Nov 11, 2015

Spotlight


Spotlight, directed by Tom McCarthy and co-written by him and Josh Singer, is less about child abuse than it is about hard work. It's about how journalists at The Boston Globe, after years of burying the story, finally investigated claims of the massive molestation of children by Catholic priests in Boston, with the complicity of Boston's Cardinal Law.
There is barely a child in sight. There are no teary scenes with outraged parents. Better yet, there are no scenes of abuse, just the powerful, uncomfortable retelling of it. The victims are in the periphery of life, muted, forgotten. Once in a while they come back as adults to demand to be heard. The way in which they are shrouded by hurt is evidence enough of their torture at the hands of the priests who raped them.
Conceptually, the movie frames the story within the same opacity and obfuscation the journalists encounter when dealing with claims of child sexual abuse by members of the clergy. No one wants to know. No one wants to believe that priests are capable of such depravity. Several times we learn that people (lawyers, victims) shared this information with the Globe and it was buried in some neglected newspaper section that no one ever reads. Such is the depraved arrogance of the Church, and its confidence on its own unquestioned power, that it can operate a ring of pedophiles in plain sight for years, shuffling criminal priests off to different parishes, never prosecuting or punishing them, and then quietly settling with the victims for a pittance.
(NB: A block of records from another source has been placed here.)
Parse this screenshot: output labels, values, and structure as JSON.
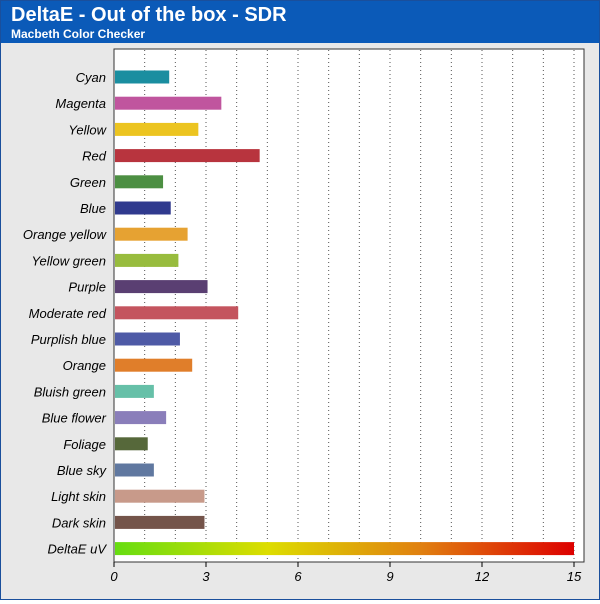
{
  "header": {
    "title": "DeltaE - Out of the box - SDR",
    "subtitle": "Macbeth Color Checker"
  },
  "colors": {
    "header_bg": "#0b5ab8",
    "plot_bg": "#ffffff",
    "frame_bg": "#e8e8e8",
    "grid": "#555555",
    "scale_gradient": [
      "#66dd11",
      "#dddd00",
      "#e08010",
      "#dd0000"
    ]
  },
  "chart_data": {
    "type": "bar",
    "orientation": "horizontal",
    "title": "DeltaE - Out of the box - SDR",
    "subtitle": "Macbeth Color Checker",
    "xlabel": "",
    "ylabel": "",
    "xlim": [
      0,
      15
    ],
    "xticks": [
      0,
      3,
      6,
      9,
      12,
      15
    ],
    "grid": "vertical dotted",
    "categories": [
      "Cyan",
      "Magenta",
      "Yellow",
      "Red",
      "Green",
      "Blue",
      "Orange yellow",
      "Yellow green",
      "Purple",
      "Moderate red",
      "Purplish blue",
      "Orange",
      "Bluish green",
      "Blue flower",
      "Foliage",
      "Blue sky",
      "Light skin",
      "Dark skin",
      "DeltaE uV"
    ],
    "values": [
      1.8,
      3.5,
      2.75,
      4.75,
      1.6,
      1.85,
      2.4,
      2.1,
      3.05,
      4.05,
      2.15,
      2.55,
      1.3,
      1.7,
      1.1,
      1.3,
      2.95,
      2.95,
      15
    ],
    "bar_colors": [
      "#1a8ea0",
      "#c0559e",
      "#ecc420",
      "#b8343e",
      "#4c8f42",
      "#303a8e",
      "#e6a232",
      "#98bc3e",
      "#5a3f72",
      "#c4545e",
      "#4e5aa6",
      "#e07e2a",
      "#66c0a8",
      "#8a7eba",
      "#56683a",
      "#6078a0",
      "#c89a8a",
      "#74544a",
      "gradient"
    ]
  }
}
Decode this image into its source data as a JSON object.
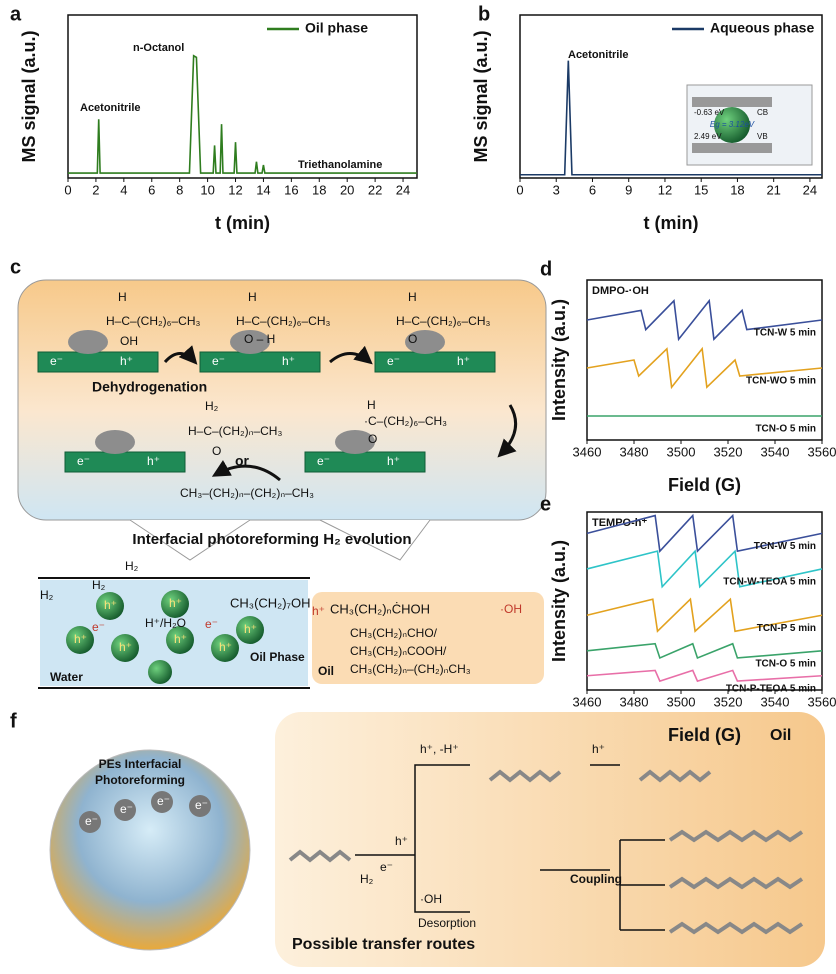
{
  "chart_data": [
    {
      "type": "line",
      "panel": "a",
      "xlabel": "t (min)",
      "ylabel": "MS signal (a.u.)",
      "xlim": [
        0,
        25
      ],
      "xticks": [
        0,
        2,
        4,
        6,
        8,
        10,
        12,
        14,
        16,
        18,
        20,
        22,
        24
      ],
      "ylim": [
        0,
        1
      ],
      "legend": "upper right",
      "annotations": [
        "Acetonitrile",
        "n-Octanol",
        "Triethanolamine"
      ],
      "series": [
        {
          "name": "Oil phase",
          "color": "#2f7d1f",
          "x": [
            0,
            2.1,
            2.2,
            2.3,
            8.7,
            9.0,
            9.2,
            9.5,
            10.4,
            10.5,
            10.6,
            10.9,
            11.0,
            11.1,
            11.9,
            12.0,
            12.1,
            13.4,
            13.5,
            13.6,
            13.9,
            14.0,
            14.1,
            25
          ],
          "values": [
            0.03,
            0.03,
            0.36,
            0.03,
            0.03,
            0.75,
            0.74,
            0.03,
            0.03,
            0.2,
            0.03,
            0.03,
            0.33,
            0.03,
            0.03,
            0.22,
            0.03,
            0.03,
            0.1,
            0.03,
            0.03,
            0.08,
            0.03,
            0.03
          ]
        }
      ]
    },
    {
      "type": "line",
      "panel": "b",
      "xlabel": "t (min)",
      "ylabel": "MS signal (a.u.)",
      "xlim": [
        0,
        25
      ],
      "xticks": [
        0,
        3,
        6,
        9,
        12,
        15,
        18,
        21,
        24
      ],
      "ylim": [
        0,
        1
      ],
      "legend": "upper right",
      "annotations": [
        "Acetonitrile"
      ],
      "inset": {
        "cb_energy": "-0.63 eV",
        "cb": "CB",
        "gap": "Eg = 3.12eV",
        "vb_energy": "2.49 eV",
        "vb": "VB"
      },
      "series": [
        {
          "name": "Aqueous phase",
          "color": "#1b3a66",
          "x": [
            0,
            3.7,
            4.0,
            4.3,
            25
          ],
          "values": [
            0.02,
            0.02,
            0.72,
            0.02,
            0.02
          ]
        }
      ]
    },
    {
      "type": "line",
      "panel": "d",
      "label": "DMPO-·OH",
      "xlabel": "Field (G)",
      "ylabel": "Intensity (a.u.)",
      "xlim": [
        3460,
        3560
      ],
      "xticks": [
        3460,
        3480,
        3500,
        3520,
        3540,
        3560
      ],
      "ylim": [
        0,
        1
      ],
      "series": [
        {
          "name": "TCN-W 5 min",
          "color": "#3a4f9a",
          "x": [
            3460,
            3483,
            3485,
            3497,
            3499,
            3512,
            3514,
            3526,
            3528,
            3560
          ],
          "values": [
            0.75,
            0.81,
            0.69,
            0.87,
            0.63,
            0.87,
            0.63,
            0.81,
            0.69,
            0.75
          ]
        },
        {
          "name": "TCN-WO 5 min",
          "color": "#e3a21f",
          "x": [
            3460,
            3480,
            3482,
            3494,
            3496,
            3509,
            3511,
            3523,
            3525,
            3560
          ],
          "values": [
            0.45,
            0.5,
            0.4,
            0.57,
            0.33,
            0.57,
            0.33,
            0.5,
            0.4,
            0.45
          ]
        },
        {
          "name": "TCN-O 5 min",
          "color": "#3aa36a",
          "x": [
            3460,
            3560
          ],
          "values": [
            0.15,
            0.15
          ]
        }
      ]
    },
    {
      "type": "line",
      "panel": "e",
      "label": "TEMPO-h⁺",
      "xlabel": "Field (G)",
      "ylabel": "Intensity (a.u.)",
      "xlim": [
        3460,
        3560
      ],
      "xticks": [
        3460,
        3480,
        3500,
        3520,
        3540,
        3560
      ],
      "ylim": [
        0,
        1
      ],
      "series": [
        {
          "name": "TCN-W 5 min",
          "color": "#3a4f9a",
          "x": [
            3460,
            3489,
            3491,
            3505,
            3507,
            3522,
            3524,
            3560
          ],
          "values": [
            0.88,
            0.98,
            0.78,
            0.98,
            0.78,
            0.98,
            0.78,
            0.88
          ]
        },
        {
          "name": "TCN-W-TEOA 5 min",
          "color": "#2ec4c8",
          "x": [
            3460,
            3490,
            3492,
            3506,
            3508,
            3523,
            3525,
            3560
          ],
          "values": [
            0.68,
            0.78,
            0.58,
            0.78,
            0.58,
            0.78,
            0.58,
            0.68
          ]
        },
        {
          "name": "TCN-P 5 min",
          "color": "#e3a21f",
          "x": [
            3460,
            3488,
            3490,
            3504,
            3506,
            3521,
            3523,
            3560
          ],
          "values": [
            0.42,
            0.51,
            0.33,
            0.51,
            0.33,
            0.51,
            0.33,
            0.42
          ]
        },
        {
          "name": "TCN-O 5 min",
          "color": "#3aa36a",
          "x": [
            3460,
            3489,
            3491,
            3505,
            3507,
            3522,
            3524,
            3560
          ],
          "values": [
            0.22,
            0.26,
            0.18,
            0.26,
            0.18,
            0.26,
            0.18,
            0.22
          ]
        },
        {
          "name": "TCN-P-TEOA 5 min",
          "color": "#e86fa8",
          "x": [
            3460,
            3489,
            3491,
            3505,
            3507,
            3522,
            3524,
            3560
          ],
          "values": [
            0.08,
            0.11,
            0.05,
            0.11,
            0.05,
            0.11,
            0.05,
            0.08
          ]
        }
      ]
    }
  ],
  "panel_c": {
    "label": "c",
    "h": "H",
    "mol": "H–C–(CH₂)₆–CH₃",
    "oh": "OH",
    "o_h": "O – H",
    "o": "O",
    "dehydrogenation": "Dehydrogenation",
    "aldehyde": "H–C–(CH₂)ₙ–CH₃",
    "or": "or",
    "radical": "·C–(CH₂)₆–CH₃",
    "alkane": "CH₃–(CH₂)ₙ–(CH₂)ₙ–CH₃",
    "title": "Interfacial photoreforming H₂ evolution",
    "h2": "H₂",
    "h_plus": "h⁺",
    "e_minus": "e⁻",
    "proton": "H⁺/H₂O",
    "octanol": "CH₃(CH₂)₇OH",
    "oil_phase": "Oil Phase",
    "water": "Water",
    "oil": "Oil",
    "radical2": "CH₃(CH₂)ₙĊHOH",
    "hydroxyl": "·OH",
    "products": [
      "CH₃(CH₂)ₙCHO/",
      "CH₃(CH₂)ₙCOOH/",
      "CH₃(CH₂)ₙ–(CH₂)ₙCH₃"
    ]
  },
  "panel_f": {
    "label": "f",
    "sphere": [
      "PEs Interfacial",
      "Photoreforming"
    ],
    "oil": "Oil",
    "step1": "h⁺, -H⁺",
    "h_plus": "h⁺",
    "h2": "H₂",
    "e_minus": "e⁻",
    "hydroxyl": "·OH",
    "desorption": "Desorption",
    "coupling": "Coupling",
    "routes": "Possible transfer routes"
  }
}
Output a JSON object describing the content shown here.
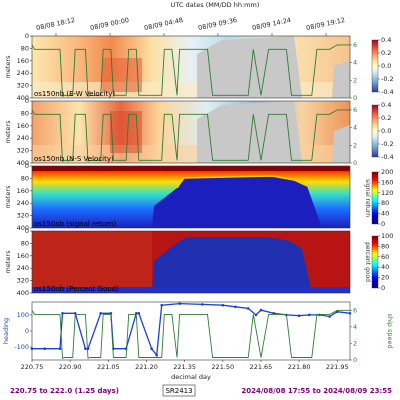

Spotlight is not an emotionally dramatic movie. It is a procedural. It accumulates a quiet outrage as it churns out the finding and corroborating of evidence. Spotlight is also not a visually exciting movie. It is shot in muted tones and looks and feels like an old-fashioned TV show. But it is gripping in its steady and clear narrative.
The stellar cast seems to have been instructed to rein in any kind of histrionics, except for a moment when journalist Mike Resendez (Mark Ruffalo) loses his cool as his boss (Michael Keaton) decides not to publish just yet. Otherwise, they just work their butts off every day to get closer to the truth.
Liev Schreiber (so nice to see him playing a mensch), is quietly impressive as Marty Baron, the new editor of the Globe, an outsider who wonders why this story has not been followed. He is not Catholic, he is not from Boston and he doesn't care that no one messes with the Catholic Church.
The actors are all solid, from Rachel McAdams, John Slattery (incapable of not being droll, but it works), Brian D'Arcy James, Stanley Tucci, Len Cariou as Cardinal Law and Paul Guilfoyle, a standout, as the Church's hatchet guy. Especially powerful is Neal Huff as a victim who refuses to let it go.
If I have nitpicks, is that no one bothered with the Boston accent and that there may be a couple of unnecessary scenes that explain too much. But there are many nice touches. The way the beleaguered victims' lawyer Mitch Garabedian (Stanley Tucci) chirps up, but only when he speaks to children. The way court clerks, judges, lawyers, relatives of the priests instinctively close ranks the minute someone comes snooping is the chilling portrayal of a day to day conspiracy, made more sinister by the fact that everyone in Boston seems to be in on it.
Investigative dramas tend to tug at our heartstrings by parading the victims and giving them their day, trying to assuage our sense of redress. Here, there is no redress. Most offending priests and their powerful enablers have never been prosecuted. There is no happy ending. Since the movie doesn't focus directly on the suffering of the victims, their plight resonates more strongly in our imagination. What breaks the heart is the shroud of indifference that engulfs these people, who live their lives with terrible burdens and secrets that the police, the press, their communities, their church, even their parents - refuse to acknowledge. One is revulsed by are the arrogance of impunity, the strong arm tactics, the sadistic refusal of the Church to put an end to this problem. Not to mention the fact that the offending priests preyed on the most vulnerable children from impoverished, broken homes.
Even the journalists have to deal with some soul searching of their own as to why the Globe never really pursued the claims when they first appeared. I wish the movie had given more weight to this, which centers on the editor of the Spotlight section of the paper, Walter "Robby" Robinson (Michael Keaton), but it refrains from turning into a blame game. Spotlight goes out of its way not to tarnish the sad legacy of the victims' stories with cheap drama. Its power is that it points to the evil of indifference, denial and acquiescence, implying that everyone who turns a blind eye is guilty, as to the evil of the abuse itself. It's the kind of movie that gains in stature the more you think about it.